Rather than kill democracy through a military coup or a show of state force, Trump eviscerates democracy through a cultural politics that hollows out and destroys those institutions that produce critically engaged citizens. This is a soft form of fascism, rooted in modes of identification, desire and agency that offer the public unity defined through what Los Angeles Review of Books contributor Anya Ventura describes as "a separatist politics that relied on strict categories of identity." Or more specifically, a separatist politics rooted in the divisive lens of white supremacy and the hatred of democracy.
At stake here is not just a political crisis but also a cultural crisis resulting in what architect and theorist Teddy Cruz describes in Living as Form as "the inability of institutions to question their ways of thinking … the rigidity of their protocols and silos." Trump's aestheticization of politics aims largely to eliminate those formative cultures that create the habits and dispositions upon which a democracy's survival depends.
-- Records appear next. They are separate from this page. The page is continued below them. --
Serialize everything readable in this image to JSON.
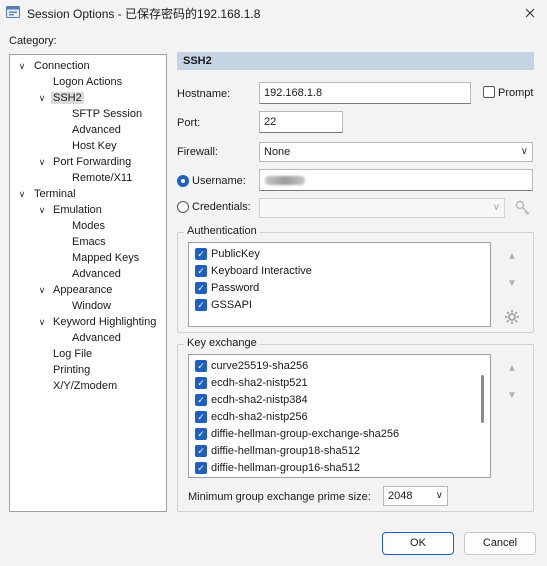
{
  "window": {
    "title": "Session Options - 已保存密码的192.168.1.8"
  },
  "category": {
    "label": "Category:",
    "items": [
      {
        "label": "Connection",
        "toggle": "∨"
      },
      {
        "label": "Logon Actions"
      },
      {
        "label": "SSH2",
        "toggle": "∨",
        "selected": true
      },
      {
        "label": "SFTP Session"
      },
      {
        "label": "Advanced"
      },
      {
        "label": "Host Key"
      },
      {
        "label": "Port Forwarding",
        "toggle": "∨"
      },
      {
        "label": "Remote/X11"
      },
      {
        "label": "Terminal",
        "toggle": "∨"
      },
      {
        "label": "Emulation",
        "toggle": "∨"
      },
      {
        "label": "Modes"
      },
      {
        "label": "Emacs"
      },
      {
        "label": "Mapped Keys"
      },
      {
        "label": "Advanced"
      },
      {
        "label": "Appearance",
        "toggle": "∨"
      },
      {
        "label": "Window"
      },
      {
        "label": "Keyword Highlighting",
        "toggle": "∨"
      },
      {
        "label": "Advanced"
      },
      {
        "label": "Log File"
      },
      {
        "label": "Printing"
      },
      {
        "label": "X/Y/Zmodem"
      }
    ]
  },
  "ssh2": {
    "header": "SSH2",
    "hostname_label": "Hostname:",
    "hostname_value": "192.168.1.8",
    "prompt_label": "Prompt",
    "prompt_checked": false,
    "port_label": "Port:",
    "port_value": "22",
    "firewall_label": "Firewall:",
    "firewall_value": "None",
    "username_label": "Username:",
    "username_selected": true,
    "credentials_label": "Credentials:",
    "credentials_selected": false
  },
  "authentication": {
    "title": "Authentication",
    "items": [
      {
        "label": "PublicKey",
        "checked": true
      },
      {
        "label": "Keyboard Interactive",
        "checked": true
      },
      {
        "label": "Password",
        "checked": true
      },
      {
        "label": "GSSAPI",
        "checked": true
      }
    ]
  },
  "key_exchange": {
    "title": "Key exchange",
    "items": [
      {
        "label": "curve25519-sha256",
        "checked": true
      },
      {
        "label": "ecdh-sha2-nistp521",
        "checked": true
      },
      {
        "label": "ecdh-sha2-nistp384",
        "checked": true
      },
      {
        "label": "ecdh-sha2-nistp256",
        "checked": true
      },
      {
        "label": "diffie-hellman-group-exchange-sha256",
        "checked": true
      },
      {
        "label": "diffie-hellman-group18-sha512",
        "checked": true
      },
      {
        "label": "diffie-hellman-group16-sha512",
        "checked": true
      }
    ],
    "min_prime_label": "Minimum group exchange prime size:",
    "min_prime_value": "2048"
  },
  "buttons": {
    "ok": "OK",
    "cancel": "Cancel"
  },
  "colors": {
    "accent": "#1f5fbf",
    "header_bg": "#c5d4e5"
  },
  "icons": {
    "app": "terminal-app-icon",
    "close": "close-icon",
    "up": "arrow-up-icon",
    "down": "arrow-down-icon",
    "settings": "gear-icon",
    "key": "key-icon"
  }
}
In this media-fabricated ecosystem, agency can only find its purpose and meaning in the coordinates of hate and anti-immigrant rhetoric and policies. Under Trump, reality has become a toxic melodrama played out through a relentless display of hypermasculinity, ultranationalism and a culture of utter cruelty that accelerates the death of the unwanted.
White nationalism is now being delivered nationally via emotional taunts parading as spectacle, entertainment and manufactured drama. The making of politics as theater opens up a new connection between contemporary fascist politics and a fascist past. Ilhan Omar was right in calling Trump a fascist.